This folder contains scripts that run all nearest neighbor searches in a number of libraries. For the most part, the scripts are very bare-bones. For example, they don't even output the results.
To run the scripts, you'll obviously first need to install the libraries.
The /install
folder in this repo contains scripts for installing all of these libraries.
With all the libraries installed, just call the runtest.sh
script with a single parameter that is the dataset to test on.
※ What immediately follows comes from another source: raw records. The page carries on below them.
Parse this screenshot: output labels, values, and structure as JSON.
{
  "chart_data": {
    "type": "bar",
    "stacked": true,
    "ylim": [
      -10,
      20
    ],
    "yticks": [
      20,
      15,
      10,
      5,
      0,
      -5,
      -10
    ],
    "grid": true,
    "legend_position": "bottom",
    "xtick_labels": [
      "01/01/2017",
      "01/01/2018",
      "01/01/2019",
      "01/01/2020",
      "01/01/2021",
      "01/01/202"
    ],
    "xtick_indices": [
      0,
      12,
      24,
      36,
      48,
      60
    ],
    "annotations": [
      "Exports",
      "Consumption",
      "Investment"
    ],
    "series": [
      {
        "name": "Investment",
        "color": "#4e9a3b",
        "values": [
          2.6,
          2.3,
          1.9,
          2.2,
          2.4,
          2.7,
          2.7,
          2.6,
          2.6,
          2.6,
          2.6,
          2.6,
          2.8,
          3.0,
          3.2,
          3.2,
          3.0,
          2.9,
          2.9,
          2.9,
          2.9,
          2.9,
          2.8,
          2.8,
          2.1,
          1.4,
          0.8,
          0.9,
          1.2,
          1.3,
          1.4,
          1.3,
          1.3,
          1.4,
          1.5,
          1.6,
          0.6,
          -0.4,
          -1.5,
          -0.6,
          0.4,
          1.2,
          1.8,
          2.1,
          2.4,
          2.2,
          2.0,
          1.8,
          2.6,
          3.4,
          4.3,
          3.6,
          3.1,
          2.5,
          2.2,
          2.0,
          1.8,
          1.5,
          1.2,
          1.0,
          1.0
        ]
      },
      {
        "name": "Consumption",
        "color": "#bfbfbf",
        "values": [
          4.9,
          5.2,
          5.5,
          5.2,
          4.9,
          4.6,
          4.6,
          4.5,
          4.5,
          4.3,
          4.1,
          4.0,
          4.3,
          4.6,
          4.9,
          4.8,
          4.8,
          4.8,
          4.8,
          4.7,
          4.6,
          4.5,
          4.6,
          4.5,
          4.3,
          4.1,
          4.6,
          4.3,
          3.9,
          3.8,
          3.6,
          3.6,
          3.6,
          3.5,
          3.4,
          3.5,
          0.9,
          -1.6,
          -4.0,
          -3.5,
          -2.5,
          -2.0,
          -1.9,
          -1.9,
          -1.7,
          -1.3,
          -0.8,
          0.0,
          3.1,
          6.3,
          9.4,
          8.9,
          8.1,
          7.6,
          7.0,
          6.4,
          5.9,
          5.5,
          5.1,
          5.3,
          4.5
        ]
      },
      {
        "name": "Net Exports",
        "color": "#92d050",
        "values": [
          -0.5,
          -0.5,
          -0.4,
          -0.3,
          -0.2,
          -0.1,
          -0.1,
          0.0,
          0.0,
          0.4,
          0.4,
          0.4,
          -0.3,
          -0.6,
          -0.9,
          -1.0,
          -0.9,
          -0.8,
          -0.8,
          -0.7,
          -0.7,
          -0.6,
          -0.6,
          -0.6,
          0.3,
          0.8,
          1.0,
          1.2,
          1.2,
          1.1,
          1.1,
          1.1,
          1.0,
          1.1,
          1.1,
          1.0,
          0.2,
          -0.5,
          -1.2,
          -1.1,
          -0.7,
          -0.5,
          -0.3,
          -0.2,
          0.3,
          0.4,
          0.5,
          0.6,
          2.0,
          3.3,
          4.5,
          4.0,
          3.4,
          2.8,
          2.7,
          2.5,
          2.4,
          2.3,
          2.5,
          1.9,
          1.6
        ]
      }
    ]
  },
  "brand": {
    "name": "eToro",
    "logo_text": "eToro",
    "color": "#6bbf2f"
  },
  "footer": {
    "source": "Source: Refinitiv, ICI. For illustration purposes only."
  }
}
The table below provides a brief description of the libraries compared against.
Library | Description |
---|---|
FLANN | The Fast Library for Approximate Nearest Neighbor queries. This C++ library is the standard method for nearest neighbor in Matlab/Octave and the OpenCV computer vision toolkit. |
Julia | A popular new language designed from the ground up for fast data processing. Julia supports faster nearest neighbor queries using the KDTrees.jl package. |
Langford's cover tree | A reference implementation for the cover tree data structure created by John Langford. The implementation is in C, and the data structure is widely included in C/C++ machine learning libraries. |
MLPack | A C++ library for machine learning. MLPack was the first library to demonstrate the utility of generic programming in machine learning. The interface for nearest neighbor queries lets you use either a cover tree or kdtree. |
R | A popular language for statisticians. Nearest neighbor queries are implemented in the FNN package, which provides bindings to the C-based ANN library for kdtrees. |
scikit-learn | The Python machine learning toolkit. The documentation is very beginner friendly and easy to learn. The interface for nearest neighbor queries lets you use either a ball tree or kdtree to speed up the calculations. Both data structures were written in Cython. |
Weka | A Java data mining tool with a popular GUI frontend. Nearest neighbor queries in Weka are very, very slow for me and not remotely competitive with any of the libraries above. |